This just in: VCs are sheep. In case you missed it, they all tend to look and act the same, although they smell much better. The VCs I mean. After being one of the flock for 14 years, I can speak to the herd mentality that drives the up and down cycles of the early stage investment community. The Wall Street Journal, citing Venture Source, reported that 57% of VC deals completed in the first quarter of 2009 were funded by existing investors, up from 44% a year earlier. That is 57% of a much smaller number of total financings that took place in the US (down 47% Y/Y) and Canada (down 25%Y/Y).

Why do VCs tend to invest in less new deals? Because, like sheep, they are skittish. Any loud noise, such as LPs yelling over conference speaker phones, tends to send them scurrying for the comfort of portfolio triage. After all, that's what the first quarter of 2009 was. VCs looked at their portfolio and started to make decisions about who should get more money and who should die a miserable death. Here are a few of the fallen.

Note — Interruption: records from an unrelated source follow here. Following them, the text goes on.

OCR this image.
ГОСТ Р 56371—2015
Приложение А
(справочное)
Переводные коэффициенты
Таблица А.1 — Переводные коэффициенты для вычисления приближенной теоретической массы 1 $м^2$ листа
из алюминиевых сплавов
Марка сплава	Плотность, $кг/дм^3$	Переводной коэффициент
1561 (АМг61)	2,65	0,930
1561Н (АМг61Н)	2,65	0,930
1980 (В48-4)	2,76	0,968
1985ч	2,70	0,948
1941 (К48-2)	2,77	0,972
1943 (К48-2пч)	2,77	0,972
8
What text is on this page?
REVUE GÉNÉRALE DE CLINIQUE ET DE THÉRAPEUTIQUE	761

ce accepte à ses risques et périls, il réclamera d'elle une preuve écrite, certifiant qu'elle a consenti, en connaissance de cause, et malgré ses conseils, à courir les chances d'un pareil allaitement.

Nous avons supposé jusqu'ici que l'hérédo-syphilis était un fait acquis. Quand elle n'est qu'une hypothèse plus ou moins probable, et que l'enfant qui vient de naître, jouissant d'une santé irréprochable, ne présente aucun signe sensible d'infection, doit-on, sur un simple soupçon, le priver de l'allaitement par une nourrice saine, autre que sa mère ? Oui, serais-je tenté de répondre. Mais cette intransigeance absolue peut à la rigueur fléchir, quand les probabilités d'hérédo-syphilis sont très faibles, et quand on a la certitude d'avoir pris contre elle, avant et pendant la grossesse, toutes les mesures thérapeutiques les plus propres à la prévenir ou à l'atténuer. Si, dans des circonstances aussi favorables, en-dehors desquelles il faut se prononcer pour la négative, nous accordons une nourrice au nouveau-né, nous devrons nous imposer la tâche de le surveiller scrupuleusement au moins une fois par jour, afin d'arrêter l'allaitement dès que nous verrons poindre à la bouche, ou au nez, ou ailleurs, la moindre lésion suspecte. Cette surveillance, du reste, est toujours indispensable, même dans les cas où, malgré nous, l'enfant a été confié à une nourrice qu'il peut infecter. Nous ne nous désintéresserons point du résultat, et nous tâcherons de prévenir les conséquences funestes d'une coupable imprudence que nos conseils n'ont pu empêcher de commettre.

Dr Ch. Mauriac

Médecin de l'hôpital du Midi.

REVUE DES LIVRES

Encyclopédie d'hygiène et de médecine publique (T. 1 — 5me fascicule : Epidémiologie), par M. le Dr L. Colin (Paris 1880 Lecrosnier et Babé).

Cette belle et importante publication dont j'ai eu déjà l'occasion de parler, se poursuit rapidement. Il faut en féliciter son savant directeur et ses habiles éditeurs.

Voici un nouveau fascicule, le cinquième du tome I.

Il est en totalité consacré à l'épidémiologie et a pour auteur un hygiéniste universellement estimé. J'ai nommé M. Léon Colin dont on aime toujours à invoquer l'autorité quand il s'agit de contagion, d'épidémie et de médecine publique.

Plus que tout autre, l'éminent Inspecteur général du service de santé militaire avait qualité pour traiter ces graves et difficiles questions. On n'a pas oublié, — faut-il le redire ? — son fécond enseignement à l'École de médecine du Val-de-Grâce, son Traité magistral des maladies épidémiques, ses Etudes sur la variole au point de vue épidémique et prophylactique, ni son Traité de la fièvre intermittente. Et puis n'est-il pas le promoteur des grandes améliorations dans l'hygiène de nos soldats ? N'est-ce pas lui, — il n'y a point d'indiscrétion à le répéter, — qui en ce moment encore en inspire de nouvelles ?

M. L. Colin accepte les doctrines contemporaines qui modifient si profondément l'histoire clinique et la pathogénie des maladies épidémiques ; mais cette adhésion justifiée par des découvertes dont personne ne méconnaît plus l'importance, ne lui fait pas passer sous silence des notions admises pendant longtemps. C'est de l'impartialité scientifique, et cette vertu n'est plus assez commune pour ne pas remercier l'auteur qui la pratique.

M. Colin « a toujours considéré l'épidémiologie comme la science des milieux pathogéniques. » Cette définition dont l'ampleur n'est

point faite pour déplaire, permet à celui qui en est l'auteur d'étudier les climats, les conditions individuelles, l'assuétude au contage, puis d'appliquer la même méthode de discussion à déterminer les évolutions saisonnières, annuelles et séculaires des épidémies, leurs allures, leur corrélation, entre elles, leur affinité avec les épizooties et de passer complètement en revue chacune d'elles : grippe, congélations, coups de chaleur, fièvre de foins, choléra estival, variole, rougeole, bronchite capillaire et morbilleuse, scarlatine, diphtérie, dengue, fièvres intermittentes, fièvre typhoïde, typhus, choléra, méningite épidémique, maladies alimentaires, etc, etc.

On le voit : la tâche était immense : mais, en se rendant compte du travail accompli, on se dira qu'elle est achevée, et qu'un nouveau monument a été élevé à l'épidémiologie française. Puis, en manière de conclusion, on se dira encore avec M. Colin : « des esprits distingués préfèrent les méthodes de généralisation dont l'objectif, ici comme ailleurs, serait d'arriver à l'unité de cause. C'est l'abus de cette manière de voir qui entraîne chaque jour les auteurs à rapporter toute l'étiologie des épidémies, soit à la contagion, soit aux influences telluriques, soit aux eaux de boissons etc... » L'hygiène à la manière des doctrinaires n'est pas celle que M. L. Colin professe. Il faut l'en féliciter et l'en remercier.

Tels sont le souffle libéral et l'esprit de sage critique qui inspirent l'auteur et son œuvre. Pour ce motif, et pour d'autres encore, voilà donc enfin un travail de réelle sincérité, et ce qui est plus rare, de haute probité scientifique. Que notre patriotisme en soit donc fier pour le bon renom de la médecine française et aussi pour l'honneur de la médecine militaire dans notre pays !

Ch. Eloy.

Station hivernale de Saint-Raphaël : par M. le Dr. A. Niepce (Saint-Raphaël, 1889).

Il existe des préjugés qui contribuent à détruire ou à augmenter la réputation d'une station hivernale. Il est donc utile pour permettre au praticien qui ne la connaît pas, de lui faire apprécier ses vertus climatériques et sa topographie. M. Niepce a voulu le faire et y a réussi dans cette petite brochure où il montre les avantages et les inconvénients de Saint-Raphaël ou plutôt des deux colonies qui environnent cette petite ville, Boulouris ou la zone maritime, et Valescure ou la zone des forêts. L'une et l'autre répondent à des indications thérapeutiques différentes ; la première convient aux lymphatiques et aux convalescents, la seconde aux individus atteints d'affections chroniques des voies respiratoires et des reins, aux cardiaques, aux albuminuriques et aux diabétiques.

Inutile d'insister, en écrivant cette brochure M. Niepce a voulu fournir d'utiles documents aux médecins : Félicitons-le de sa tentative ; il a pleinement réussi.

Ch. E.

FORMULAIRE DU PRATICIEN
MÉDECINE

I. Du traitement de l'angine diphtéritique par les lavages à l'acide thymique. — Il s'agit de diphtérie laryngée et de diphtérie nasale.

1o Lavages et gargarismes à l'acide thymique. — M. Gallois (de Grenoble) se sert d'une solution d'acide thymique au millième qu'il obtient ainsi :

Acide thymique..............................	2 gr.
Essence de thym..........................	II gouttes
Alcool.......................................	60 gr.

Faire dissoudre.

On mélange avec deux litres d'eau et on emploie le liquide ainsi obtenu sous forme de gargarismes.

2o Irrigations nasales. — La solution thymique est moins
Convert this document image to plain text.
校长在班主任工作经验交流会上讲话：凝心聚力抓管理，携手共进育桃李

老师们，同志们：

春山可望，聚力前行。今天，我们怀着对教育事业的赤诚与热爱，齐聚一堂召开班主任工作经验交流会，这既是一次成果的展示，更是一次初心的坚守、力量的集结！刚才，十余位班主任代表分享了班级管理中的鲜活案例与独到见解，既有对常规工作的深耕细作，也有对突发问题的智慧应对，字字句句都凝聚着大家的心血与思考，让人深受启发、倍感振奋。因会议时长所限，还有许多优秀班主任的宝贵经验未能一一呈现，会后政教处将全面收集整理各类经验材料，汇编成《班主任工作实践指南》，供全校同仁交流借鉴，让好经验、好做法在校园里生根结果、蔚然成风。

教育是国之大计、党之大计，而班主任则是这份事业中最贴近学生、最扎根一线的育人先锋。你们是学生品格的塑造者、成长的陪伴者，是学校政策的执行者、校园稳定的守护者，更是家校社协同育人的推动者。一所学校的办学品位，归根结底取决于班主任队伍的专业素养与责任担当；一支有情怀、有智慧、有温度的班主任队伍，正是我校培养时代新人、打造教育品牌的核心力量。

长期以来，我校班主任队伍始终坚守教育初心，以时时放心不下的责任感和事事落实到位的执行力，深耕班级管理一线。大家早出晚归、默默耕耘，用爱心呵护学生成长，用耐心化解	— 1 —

We have seen this movie before. In late 2000, early 2001, the same thing happened as the huge hangover of the dotcom/telecom party started. I have two columns that I wrote in March 2001 (they are over in my Archives) that talk about the same thing happening then as now. It is all part of the cycle of funding. The VCs will hunker down and only nibble at new deals for the first year or so, provided that they feel that the valuation is a good deal for them. At the first sign of recovery (VCs think exits, so a few IPOs or some more aggressive M&A), the funds will start flowing.